Other cities are struggling with mountains of empty office space and are moving forward with conversion projects, even without subsidies. In the first quarter, conversions of nearly 70 million square feet of office space were undergoing conversions, up from 60 million in the third quarter last year, according to real-estate services firm CBRE Group.
But most analysts agree that conversions can fill only a fraction of the 1.17 billion square feet of vacant U.S. office space. The cost of converting many buildings would be prohibitive, especially those with large floors that couldn’t be carved up into apartments easily.
Chicago is fortunate in having many buildings developed before World War II that have the right design for conversions. Many of these properties currently face financial distress, but those problems could pave the way for conversions. Their eventual resolution will likely involve a new owner paying a discounted price, which would make a conversion more financially viable.
“We’re seeing the values start to reset,” said Boatright of the Department of Planning and Development.

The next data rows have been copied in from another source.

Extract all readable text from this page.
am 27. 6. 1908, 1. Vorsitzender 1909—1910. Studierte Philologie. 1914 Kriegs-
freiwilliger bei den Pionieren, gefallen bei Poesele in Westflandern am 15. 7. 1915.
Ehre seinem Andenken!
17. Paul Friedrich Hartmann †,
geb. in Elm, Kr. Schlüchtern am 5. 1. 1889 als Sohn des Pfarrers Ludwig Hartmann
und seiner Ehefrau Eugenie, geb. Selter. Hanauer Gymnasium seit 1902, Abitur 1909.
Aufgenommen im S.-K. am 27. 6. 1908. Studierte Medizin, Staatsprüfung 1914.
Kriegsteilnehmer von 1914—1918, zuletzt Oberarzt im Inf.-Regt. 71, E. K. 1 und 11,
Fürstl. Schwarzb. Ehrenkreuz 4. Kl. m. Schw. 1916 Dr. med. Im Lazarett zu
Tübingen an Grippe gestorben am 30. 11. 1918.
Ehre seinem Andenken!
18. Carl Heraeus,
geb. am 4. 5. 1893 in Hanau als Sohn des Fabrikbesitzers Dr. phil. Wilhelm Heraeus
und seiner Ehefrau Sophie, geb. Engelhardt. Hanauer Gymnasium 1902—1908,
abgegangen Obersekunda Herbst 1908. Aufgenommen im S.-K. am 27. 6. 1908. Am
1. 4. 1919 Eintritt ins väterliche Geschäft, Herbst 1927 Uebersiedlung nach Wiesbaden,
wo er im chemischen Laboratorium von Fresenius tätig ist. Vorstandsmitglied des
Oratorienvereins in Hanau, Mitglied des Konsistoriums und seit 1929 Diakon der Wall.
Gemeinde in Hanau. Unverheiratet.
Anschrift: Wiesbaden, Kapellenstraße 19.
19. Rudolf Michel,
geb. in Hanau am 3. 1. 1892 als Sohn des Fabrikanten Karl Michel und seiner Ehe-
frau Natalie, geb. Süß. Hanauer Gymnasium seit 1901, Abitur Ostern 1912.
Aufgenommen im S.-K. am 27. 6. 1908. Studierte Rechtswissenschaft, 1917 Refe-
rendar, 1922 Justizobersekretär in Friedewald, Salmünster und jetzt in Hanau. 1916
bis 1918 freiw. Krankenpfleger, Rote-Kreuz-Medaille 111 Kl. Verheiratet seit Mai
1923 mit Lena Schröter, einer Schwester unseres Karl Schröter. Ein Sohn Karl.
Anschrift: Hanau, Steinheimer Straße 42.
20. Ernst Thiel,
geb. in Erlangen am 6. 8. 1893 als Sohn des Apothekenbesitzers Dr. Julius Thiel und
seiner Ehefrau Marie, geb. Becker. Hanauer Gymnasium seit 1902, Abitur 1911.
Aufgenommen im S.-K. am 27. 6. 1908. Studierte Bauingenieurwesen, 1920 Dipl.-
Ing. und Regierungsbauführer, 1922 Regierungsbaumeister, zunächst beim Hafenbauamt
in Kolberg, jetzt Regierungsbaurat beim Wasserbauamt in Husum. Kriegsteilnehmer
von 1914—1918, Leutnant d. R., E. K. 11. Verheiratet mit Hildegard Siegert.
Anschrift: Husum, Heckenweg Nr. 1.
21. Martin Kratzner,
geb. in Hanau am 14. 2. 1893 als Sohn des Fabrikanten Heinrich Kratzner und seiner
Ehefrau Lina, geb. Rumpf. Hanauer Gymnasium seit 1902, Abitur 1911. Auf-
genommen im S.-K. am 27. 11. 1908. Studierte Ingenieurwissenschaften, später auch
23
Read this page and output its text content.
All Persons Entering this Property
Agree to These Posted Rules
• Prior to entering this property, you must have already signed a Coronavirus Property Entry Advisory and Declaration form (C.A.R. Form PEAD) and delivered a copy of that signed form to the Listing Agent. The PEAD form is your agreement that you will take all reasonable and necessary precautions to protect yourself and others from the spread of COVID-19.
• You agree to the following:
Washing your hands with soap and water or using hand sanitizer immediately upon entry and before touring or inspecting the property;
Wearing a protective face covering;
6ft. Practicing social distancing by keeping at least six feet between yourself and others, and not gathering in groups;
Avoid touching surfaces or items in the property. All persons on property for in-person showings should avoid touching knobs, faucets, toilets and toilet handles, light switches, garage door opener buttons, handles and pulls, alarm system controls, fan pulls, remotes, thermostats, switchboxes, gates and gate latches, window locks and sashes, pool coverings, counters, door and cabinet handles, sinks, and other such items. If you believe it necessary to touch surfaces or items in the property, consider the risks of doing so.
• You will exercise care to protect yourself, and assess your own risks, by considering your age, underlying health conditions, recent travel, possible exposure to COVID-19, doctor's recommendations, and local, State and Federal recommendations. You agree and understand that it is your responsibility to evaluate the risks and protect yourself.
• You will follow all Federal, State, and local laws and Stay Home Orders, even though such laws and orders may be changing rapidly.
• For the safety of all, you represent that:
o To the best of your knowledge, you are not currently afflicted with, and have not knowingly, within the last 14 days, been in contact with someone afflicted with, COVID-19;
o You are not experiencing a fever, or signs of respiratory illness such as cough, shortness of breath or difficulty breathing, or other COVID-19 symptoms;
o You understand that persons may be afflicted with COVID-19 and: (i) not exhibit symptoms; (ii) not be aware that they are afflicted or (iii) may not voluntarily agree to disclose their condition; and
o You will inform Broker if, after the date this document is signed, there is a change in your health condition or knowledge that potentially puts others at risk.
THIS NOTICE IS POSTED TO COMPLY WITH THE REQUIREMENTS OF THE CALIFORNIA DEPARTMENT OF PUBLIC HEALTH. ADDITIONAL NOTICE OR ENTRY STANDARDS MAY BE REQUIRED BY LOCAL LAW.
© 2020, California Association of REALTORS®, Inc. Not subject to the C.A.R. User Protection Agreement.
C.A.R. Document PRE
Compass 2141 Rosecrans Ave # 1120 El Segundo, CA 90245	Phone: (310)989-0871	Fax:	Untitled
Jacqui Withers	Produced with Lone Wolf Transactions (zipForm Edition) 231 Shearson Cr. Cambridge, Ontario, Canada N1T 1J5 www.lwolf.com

But Chicago’s ability to provide subsidies for office conversions is limited. City revenue is sure to be hurt by the sharp value decline in office buildings, which are major contributors to Chicago’s property tax base.
U.S. cities also will soon be losing a major source of revenue that they have been using to close budget gaps: The Biden administration’s $1.9 trillion American Rescue Plan passed during the worst of the pandemic is winding down.
Office vacancy is expected to keep climbing. Salesforce, the software company, put up for sublease 140,000 square feet of 500,000 square feet it originally leased in its new Chicago tower.
“Everyone went through an exercise of [office space] optimization coming out of the pandemic,” said Relina Bulchandani, Salesforce executive vice president in charge of real estate.
Even the Willis Tower, the Chicago skyscraper that for a quarter-century was the world’s tallest, faces an uncertain future. The debt service on the property’s $1.325 billion floating-rate mortgage soared with the rise in interest rates driving expenses much higher.
A spokeswoman for Blackstone, the building’s owner, said Willis Tower is nearly 90% occupied and its mortgage “remains in good standing.” Over $500 million has been invested in a “transformative renovation” of the building, she said.
Still, the tower’s operating costs are also rising. “With cash flow getting squeezed, it’s harder for that property to cover debt service,” said Patrick Czupryna, a managing director at KBRA, which has listed Willis Tower as one of the “loans of concern” in Chicago.